LAPG sees no benefit to the taxpayer, the LSC, to clients or to firms in changing the current system of standard fees in the Magistrates Court. The current system has controlled costs to the satisfaction of the LSC and is understood by firms. We are glad that Lord Carter has moved away from recommending an immediate move to a different system of fixed fees. We accept the rolling up of travelling costs, but would urge that the fee is recalculated where Courts are closed, requiring solicitors to travel further. However, waiting time is driven by the inefficiencies of Courts, prosecutors and police and is not within the control of firms. Therefore removing payments for waiting only serves to penalise firms for the inefficiency of others under the control of the Home Office.

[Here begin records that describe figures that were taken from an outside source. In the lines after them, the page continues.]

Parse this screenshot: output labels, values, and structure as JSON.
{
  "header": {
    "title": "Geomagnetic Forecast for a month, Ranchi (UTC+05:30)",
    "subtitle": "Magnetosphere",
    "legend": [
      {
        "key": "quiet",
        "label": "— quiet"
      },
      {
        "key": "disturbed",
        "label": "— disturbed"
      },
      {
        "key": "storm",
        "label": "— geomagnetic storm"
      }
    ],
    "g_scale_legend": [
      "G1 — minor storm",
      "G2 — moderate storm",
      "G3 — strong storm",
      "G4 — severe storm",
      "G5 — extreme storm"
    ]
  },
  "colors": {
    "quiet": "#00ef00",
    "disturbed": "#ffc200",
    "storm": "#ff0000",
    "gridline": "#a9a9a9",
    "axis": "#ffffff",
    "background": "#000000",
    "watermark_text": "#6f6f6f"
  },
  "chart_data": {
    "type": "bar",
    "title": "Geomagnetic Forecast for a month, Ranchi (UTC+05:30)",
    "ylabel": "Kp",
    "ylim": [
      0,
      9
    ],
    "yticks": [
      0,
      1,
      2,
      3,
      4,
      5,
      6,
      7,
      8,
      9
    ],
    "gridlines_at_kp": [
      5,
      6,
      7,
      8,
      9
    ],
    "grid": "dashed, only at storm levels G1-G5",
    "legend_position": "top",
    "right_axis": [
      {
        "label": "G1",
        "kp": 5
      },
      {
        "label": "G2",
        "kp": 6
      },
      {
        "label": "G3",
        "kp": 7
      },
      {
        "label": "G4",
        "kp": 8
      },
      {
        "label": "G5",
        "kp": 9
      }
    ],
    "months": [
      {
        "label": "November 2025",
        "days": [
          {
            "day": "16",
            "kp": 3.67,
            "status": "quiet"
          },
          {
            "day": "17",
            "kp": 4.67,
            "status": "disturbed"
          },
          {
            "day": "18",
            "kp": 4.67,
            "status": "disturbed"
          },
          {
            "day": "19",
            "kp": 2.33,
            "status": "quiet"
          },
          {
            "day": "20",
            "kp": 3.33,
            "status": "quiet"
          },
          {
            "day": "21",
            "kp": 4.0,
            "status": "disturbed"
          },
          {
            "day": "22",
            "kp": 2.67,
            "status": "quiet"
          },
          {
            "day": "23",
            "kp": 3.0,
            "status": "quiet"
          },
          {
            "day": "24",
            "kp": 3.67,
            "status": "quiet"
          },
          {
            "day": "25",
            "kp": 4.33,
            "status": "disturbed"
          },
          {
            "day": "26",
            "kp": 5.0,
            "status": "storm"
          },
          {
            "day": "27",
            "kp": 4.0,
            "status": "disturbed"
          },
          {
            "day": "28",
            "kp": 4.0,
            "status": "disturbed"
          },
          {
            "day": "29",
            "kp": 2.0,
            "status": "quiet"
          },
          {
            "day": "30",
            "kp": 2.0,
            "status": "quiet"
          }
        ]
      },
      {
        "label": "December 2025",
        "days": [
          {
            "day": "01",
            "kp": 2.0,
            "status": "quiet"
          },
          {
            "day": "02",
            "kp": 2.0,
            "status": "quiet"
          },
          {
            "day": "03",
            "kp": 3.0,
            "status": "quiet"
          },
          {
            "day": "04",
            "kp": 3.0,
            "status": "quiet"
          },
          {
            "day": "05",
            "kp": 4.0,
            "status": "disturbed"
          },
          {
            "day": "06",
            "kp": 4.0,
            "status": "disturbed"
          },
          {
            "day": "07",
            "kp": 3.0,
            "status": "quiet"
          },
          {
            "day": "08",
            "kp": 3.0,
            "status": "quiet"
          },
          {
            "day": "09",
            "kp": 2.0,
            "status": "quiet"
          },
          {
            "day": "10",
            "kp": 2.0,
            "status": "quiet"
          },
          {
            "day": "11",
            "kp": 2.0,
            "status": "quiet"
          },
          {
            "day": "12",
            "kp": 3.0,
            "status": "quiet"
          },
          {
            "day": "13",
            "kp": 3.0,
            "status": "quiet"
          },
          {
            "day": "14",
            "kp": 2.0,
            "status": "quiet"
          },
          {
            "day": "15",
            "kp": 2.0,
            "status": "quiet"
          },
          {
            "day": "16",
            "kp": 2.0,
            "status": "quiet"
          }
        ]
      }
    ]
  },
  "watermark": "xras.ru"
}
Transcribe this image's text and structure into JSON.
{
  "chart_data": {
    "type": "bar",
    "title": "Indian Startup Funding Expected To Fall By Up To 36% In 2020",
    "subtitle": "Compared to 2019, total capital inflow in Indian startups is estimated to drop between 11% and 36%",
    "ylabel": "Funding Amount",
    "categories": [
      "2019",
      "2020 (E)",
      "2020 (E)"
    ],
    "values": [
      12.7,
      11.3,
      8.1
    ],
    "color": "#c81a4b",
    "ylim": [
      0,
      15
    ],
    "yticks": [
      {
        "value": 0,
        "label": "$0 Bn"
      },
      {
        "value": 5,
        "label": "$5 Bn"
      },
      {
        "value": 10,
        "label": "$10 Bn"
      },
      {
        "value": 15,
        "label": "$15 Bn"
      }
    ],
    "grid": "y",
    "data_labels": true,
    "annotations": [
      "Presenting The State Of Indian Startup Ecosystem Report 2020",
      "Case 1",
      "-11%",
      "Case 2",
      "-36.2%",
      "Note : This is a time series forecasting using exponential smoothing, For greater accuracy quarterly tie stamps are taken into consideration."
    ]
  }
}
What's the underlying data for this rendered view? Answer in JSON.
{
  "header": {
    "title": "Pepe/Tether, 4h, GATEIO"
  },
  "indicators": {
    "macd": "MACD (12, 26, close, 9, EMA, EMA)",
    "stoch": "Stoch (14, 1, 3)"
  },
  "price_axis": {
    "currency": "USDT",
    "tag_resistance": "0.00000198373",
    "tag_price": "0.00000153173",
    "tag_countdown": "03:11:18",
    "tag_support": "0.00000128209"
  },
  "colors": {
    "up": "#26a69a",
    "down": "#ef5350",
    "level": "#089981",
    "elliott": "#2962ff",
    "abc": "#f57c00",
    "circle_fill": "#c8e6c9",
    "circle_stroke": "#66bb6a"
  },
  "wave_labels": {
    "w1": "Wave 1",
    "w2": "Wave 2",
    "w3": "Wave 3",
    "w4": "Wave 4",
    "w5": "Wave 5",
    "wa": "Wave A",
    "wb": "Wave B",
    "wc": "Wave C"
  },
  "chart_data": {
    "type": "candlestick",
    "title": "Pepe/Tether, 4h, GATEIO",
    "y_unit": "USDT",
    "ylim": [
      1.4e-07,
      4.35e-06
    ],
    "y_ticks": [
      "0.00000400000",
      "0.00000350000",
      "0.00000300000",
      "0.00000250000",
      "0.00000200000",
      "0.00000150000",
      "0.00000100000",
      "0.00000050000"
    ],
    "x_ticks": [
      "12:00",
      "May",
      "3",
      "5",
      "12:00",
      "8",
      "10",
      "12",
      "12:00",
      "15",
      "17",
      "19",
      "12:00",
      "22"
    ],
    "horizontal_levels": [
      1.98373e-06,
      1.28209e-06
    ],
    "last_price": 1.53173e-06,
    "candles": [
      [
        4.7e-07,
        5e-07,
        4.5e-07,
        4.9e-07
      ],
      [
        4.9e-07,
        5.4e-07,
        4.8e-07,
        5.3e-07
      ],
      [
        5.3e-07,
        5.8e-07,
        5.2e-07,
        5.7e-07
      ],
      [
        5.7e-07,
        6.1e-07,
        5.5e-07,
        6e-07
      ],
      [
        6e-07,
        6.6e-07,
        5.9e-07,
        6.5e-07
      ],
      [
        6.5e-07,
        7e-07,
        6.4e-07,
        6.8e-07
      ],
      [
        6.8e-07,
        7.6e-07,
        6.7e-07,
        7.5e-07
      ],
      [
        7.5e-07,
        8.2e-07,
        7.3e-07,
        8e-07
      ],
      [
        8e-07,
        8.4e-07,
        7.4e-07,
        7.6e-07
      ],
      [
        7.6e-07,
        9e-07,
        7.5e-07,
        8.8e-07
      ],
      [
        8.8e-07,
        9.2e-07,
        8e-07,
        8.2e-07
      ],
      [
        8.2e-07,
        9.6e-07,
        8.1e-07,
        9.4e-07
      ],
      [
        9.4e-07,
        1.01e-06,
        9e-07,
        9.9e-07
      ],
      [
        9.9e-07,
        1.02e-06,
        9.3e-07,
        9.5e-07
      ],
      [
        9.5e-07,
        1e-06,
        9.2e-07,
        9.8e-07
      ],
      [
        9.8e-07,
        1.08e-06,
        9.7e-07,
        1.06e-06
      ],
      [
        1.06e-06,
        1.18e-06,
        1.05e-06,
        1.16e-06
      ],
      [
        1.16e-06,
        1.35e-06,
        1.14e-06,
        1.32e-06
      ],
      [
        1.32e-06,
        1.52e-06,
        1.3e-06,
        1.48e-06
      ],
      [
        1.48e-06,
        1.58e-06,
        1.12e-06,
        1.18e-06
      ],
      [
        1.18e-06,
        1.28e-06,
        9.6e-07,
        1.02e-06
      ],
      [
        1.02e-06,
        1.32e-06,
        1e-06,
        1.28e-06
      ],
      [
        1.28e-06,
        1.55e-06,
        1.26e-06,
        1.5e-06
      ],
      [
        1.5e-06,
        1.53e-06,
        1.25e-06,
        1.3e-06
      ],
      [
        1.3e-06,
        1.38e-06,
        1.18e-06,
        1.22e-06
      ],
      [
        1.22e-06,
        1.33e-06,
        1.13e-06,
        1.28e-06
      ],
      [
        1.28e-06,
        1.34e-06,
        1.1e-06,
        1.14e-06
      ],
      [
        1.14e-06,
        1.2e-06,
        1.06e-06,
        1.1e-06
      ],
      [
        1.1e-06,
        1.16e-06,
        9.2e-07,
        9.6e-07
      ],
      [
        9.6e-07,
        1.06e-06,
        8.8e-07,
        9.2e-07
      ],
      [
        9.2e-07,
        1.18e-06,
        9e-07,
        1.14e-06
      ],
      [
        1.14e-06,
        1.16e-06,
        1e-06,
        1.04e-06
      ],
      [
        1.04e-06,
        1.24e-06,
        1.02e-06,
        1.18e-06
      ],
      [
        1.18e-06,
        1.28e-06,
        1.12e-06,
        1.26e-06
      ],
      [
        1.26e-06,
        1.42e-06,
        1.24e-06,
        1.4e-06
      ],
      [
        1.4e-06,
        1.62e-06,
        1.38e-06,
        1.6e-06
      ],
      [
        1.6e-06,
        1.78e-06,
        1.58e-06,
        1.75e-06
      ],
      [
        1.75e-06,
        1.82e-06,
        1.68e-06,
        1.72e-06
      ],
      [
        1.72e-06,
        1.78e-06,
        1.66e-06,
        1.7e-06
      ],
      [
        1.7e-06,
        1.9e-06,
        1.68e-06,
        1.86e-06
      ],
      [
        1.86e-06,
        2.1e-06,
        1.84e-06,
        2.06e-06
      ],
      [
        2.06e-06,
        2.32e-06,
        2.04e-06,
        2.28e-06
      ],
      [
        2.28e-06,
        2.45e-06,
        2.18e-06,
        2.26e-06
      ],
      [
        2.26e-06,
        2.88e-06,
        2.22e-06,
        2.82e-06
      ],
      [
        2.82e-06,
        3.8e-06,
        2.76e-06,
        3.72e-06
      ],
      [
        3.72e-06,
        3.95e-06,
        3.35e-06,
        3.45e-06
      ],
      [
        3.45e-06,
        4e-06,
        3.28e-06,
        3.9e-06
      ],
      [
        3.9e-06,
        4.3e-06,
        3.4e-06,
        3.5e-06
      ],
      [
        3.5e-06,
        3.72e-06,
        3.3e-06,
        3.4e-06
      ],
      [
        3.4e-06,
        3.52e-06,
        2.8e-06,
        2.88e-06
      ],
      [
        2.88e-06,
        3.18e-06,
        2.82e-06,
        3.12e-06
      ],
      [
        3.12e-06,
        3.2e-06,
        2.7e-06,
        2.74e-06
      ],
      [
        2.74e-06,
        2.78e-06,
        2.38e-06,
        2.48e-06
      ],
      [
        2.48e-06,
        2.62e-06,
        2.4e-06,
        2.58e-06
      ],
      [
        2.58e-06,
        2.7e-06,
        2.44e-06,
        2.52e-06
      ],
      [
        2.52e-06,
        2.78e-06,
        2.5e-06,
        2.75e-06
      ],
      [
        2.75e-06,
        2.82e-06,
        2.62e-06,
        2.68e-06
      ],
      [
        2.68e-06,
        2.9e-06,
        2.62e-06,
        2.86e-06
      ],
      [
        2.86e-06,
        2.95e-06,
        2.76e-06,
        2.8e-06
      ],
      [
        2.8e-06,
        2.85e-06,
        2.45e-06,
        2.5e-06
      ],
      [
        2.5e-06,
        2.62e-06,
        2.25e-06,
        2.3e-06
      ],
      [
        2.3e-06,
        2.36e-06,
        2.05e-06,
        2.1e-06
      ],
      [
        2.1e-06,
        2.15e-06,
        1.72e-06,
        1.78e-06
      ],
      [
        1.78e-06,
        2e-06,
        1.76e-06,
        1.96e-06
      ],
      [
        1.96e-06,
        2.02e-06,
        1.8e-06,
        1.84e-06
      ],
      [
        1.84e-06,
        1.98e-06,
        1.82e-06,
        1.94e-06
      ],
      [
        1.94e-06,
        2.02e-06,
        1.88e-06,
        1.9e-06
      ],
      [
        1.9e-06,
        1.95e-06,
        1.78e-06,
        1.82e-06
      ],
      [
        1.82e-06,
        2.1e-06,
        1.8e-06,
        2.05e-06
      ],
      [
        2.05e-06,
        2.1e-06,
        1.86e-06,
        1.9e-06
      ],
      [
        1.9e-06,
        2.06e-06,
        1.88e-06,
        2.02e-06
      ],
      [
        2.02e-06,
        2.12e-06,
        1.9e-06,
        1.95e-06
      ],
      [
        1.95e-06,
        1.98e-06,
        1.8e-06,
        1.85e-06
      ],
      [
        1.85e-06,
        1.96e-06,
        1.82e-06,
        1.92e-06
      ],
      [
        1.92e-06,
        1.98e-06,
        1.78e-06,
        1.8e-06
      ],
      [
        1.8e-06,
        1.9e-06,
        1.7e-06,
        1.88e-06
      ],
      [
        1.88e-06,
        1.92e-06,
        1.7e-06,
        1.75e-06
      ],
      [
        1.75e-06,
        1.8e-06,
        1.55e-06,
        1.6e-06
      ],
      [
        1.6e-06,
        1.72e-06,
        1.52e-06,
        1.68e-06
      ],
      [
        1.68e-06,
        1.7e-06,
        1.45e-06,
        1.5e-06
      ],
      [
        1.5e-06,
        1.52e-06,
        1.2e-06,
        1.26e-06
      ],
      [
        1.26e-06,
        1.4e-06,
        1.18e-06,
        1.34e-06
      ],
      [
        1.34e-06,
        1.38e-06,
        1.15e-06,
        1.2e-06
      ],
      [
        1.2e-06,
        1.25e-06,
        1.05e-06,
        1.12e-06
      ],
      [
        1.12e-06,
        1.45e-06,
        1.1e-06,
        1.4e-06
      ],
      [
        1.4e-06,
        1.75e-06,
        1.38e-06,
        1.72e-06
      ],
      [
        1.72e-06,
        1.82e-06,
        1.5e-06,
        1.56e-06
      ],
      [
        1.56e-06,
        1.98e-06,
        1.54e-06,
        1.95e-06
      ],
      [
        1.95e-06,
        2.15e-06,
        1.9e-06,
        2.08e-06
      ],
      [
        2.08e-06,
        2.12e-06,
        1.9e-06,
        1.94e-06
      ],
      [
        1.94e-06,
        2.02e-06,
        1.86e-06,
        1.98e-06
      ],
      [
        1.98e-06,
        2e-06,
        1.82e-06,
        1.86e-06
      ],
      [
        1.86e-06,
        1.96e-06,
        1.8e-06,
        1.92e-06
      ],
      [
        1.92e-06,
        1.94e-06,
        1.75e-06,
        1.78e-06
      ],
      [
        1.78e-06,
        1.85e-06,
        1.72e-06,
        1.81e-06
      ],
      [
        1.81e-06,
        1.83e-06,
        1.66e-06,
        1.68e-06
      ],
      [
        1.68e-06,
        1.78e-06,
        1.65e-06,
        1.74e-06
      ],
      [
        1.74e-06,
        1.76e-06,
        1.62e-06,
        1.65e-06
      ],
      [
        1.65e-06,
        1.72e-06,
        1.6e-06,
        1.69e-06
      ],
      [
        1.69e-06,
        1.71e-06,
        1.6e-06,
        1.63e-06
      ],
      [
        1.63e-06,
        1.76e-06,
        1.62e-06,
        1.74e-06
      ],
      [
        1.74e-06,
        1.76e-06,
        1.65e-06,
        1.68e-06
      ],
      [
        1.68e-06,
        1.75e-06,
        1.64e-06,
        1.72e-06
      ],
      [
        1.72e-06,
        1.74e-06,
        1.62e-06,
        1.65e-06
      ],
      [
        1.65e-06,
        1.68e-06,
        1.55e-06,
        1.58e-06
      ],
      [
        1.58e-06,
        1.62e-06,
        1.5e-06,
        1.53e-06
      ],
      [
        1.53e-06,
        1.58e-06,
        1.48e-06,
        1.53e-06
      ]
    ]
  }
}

LAPG believes that there is merit in exploring a graduated fee scheme for Crown Court work. However, there is a major difference between a scheme covering a few hours work over a few days, and one covering many weeks of work over a few months. The scope for variation in the litigation aspect, as opposed to the advocacy element, is huge. We will need to consider the proposals very carefully to see whether the proposed triggers for uplifts are adequate to make the system fair and workable. The idea that the scheme could be ready to be introduced by April 2007 appears unrealistic.
The proposals for very high cost cases depend on a degree of forecasting of demand and supply that is in our view impossible. Demand for these services depends on decisions made by the Serious Fraud Office (and in future the Serious and Organised Crime Agency). This is not something over which the LSC has the remotest degree of control. Other aspects of the proposal merit further consideration.
Lord Carter's proposals for civil and family work show a welcome recognition that there are limits to the circumstances in which fixed fees are workable. While we may well have concerns about the detail of these proposals, they do not give rise to the same objections on principle that the criminal provisions do.